The Americans planned to capture the city of Santiago de Cuba in order to destroy Linares' army and Cervera's fleet. To reach Santiago they had to pass through concentrated Spanish defenses in the San Juan Hills and a small town in El Caney. The American forces were aided in Cuba by the pro-independence rebels led by General Calixto García.

Land campaign

Between June 22 and June 24, the U.S. V Corps under General William R. Shafter landed at Daiquirí and Siboney, east of Santiago, and established the American base of operations. A contingent of Spanish troops, having fought a skirmish with the Americans near Siboney on June 23, had retired to their lightly entrenched positions at Las Guasimas. An advance guard of U.S. forces under former Confederate General Joseph Wheeler ignored Cuban scouting parties and orders to proceed with caution. They caught up with and engaged the Spanish rear guard who effectively ambushed them, in the Battle of Las Guasimas on June 24. The battle ended indecisively in favor of Spain and the Spanish left Las Guasimas on their planned retreat to Santiago.

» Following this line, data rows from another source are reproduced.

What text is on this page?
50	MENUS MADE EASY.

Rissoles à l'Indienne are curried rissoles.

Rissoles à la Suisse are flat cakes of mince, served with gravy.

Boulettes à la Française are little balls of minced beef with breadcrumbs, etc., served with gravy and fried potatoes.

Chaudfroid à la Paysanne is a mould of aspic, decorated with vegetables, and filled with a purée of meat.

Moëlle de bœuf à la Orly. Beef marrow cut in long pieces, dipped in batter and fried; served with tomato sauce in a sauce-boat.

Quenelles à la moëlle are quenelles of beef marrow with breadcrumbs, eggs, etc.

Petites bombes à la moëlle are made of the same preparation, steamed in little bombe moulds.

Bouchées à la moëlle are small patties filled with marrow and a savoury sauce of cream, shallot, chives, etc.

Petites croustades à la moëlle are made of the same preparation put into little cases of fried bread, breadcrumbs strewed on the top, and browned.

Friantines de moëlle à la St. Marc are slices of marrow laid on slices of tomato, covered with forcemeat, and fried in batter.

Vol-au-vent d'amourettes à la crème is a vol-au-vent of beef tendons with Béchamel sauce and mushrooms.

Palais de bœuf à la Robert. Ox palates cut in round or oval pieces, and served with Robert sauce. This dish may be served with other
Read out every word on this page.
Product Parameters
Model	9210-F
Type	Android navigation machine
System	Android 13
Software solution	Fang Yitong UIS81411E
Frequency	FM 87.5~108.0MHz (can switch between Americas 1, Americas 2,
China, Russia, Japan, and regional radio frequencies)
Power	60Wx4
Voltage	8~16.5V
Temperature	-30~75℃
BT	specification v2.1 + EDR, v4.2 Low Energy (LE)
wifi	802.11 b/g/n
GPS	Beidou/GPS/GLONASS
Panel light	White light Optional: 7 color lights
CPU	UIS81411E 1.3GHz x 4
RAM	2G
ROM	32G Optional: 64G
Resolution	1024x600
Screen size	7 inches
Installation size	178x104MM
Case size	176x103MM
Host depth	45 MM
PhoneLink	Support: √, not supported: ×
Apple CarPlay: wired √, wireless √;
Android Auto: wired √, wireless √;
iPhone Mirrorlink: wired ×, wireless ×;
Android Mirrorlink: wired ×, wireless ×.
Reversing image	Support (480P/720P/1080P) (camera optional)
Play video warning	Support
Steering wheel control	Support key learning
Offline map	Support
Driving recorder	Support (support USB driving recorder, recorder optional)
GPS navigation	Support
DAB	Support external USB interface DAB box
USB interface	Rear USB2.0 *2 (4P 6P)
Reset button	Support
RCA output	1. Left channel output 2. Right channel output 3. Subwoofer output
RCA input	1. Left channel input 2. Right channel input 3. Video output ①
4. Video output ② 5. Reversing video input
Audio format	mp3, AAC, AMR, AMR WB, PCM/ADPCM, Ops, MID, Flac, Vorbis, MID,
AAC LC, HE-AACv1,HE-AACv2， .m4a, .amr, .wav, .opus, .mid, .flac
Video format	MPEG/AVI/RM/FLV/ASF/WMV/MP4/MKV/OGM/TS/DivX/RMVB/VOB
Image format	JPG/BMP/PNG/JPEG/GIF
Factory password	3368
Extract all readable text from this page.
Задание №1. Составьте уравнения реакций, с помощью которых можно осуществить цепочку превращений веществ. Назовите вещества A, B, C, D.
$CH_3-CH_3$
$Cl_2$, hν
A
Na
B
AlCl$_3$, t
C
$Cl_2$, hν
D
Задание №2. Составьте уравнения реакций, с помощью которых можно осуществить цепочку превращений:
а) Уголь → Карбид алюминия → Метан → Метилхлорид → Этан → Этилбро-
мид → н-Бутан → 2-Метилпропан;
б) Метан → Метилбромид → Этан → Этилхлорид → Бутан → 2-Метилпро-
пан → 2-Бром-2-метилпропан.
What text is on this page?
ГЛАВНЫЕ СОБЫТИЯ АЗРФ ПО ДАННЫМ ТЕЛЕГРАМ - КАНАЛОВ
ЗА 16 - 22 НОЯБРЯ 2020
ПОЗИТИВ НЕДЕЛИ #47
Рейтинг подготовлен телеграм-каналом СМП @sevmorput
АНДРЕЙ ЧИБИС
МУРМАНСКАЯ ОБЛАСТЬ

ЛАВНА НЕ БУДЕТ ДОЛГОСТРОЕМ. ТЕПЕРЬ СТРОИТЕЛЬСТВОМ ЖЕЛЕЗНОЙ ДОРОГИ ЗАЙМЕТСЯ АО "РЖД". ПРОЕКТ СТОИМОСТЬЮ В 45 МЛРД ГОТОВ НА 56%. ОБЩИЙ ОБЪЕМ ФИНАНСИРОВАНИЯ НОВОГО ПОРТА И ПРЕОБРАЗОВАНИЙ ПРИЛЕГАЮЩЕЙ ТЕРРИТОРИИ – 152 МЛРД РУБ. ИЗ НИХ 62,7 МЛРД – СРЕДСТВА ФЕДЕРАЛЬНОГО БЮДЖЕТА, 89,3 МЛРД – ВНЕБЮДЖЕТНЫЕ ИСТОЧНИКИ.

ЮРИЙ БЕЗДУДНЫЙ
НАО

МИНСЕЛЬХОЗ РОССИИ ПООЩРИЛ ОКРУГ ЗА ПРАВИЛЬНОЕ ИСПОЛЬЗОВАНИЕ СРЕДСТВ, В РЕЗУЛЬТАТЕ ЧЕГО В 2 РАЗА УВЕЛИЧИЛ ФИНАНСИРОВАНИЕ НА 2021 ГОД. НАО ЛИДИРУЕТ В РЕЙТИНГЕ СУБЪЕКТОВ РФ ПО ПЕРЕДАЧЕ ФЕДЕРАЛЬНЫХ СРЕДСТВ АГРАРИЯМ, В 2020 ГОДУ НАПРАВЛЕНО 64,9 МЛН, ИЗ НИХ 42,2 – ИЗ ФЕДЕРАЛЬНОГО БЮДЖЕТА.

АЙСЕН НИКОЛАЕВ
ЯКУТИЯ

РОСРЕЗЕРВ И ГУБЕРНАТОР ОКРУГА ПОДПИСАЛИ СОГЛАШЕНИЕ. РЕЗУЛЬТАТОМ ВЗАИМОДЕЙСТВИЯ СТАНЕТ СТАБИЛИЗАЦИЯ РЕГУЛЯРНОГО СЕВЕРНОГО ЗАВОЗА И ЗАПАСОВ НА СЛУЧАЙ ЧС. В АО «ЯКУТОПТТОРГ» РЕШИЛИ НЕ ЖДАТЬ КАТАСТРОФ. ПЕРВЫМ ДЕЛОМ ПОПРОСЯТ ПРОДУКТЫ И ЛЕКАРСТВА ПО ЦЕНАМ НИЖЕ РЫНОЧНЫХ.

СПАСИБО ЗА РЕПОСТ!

The U.S. army employed American Civil War-era skirmishers at the head of the advancing columns. All four U.S. soldiers who had volunteered to act as skirmishers walking point at head of the American column were killed, including Hamilton Fish, from a well-known patrician New York City family and Captain Alyn Capron, whom Theodore Roosevelt would describe as one of the finest natural leaders and soldiers he ever met. The Battle of Las Guasimas showed the U.S. that the old linear Civil War tactics did not work effectively against Spanish troops who had learned the art of cover and concealment from their own struggle with Cuban insurgents, and never made the error of revealing their positions while on the defense. The Spaniards were also aided by the then new smokeless powder, which also helped them to remain concealed while firing. American soldiers were only able to advance against the Spaniards in what are now called "fireteam" rushes, four-to-five man groups advancing while others laid down supporting fire.

On July 1, a combined force of about 15,000 American troops in regular infantry, cavalry and volunteer regiments, including Roosevelt and his "Rough Riders", notably the 71st New York, 1st North Carolina, 23rd and 24th Colored, and rebel Cuban forces attacked 1,270 entrenched Spaniards in dangerous Civil War style frontal assaults at the Battle of El Caney and Battle of San Juan Hill outside of Santiago.[30] More than 200 U.S. soldiers were killed and close to 1,200 wounded in the fighting.[31] Supporting fire by Gatling guns was critical to the success of the assault.[32][33] Cervera decided to escape Santiago two days later.

The Spanish forces at Guantánamo were so isolated by Marines and Cuban forces that they did not know that Santiago was under siege, and their forces in the northern part of the province could not break through Cuban lines. This was not true of the Escario relief column from Manzanillo,[34] which fought its way past determined Cuban resistance but arrived too late to participate in the siege.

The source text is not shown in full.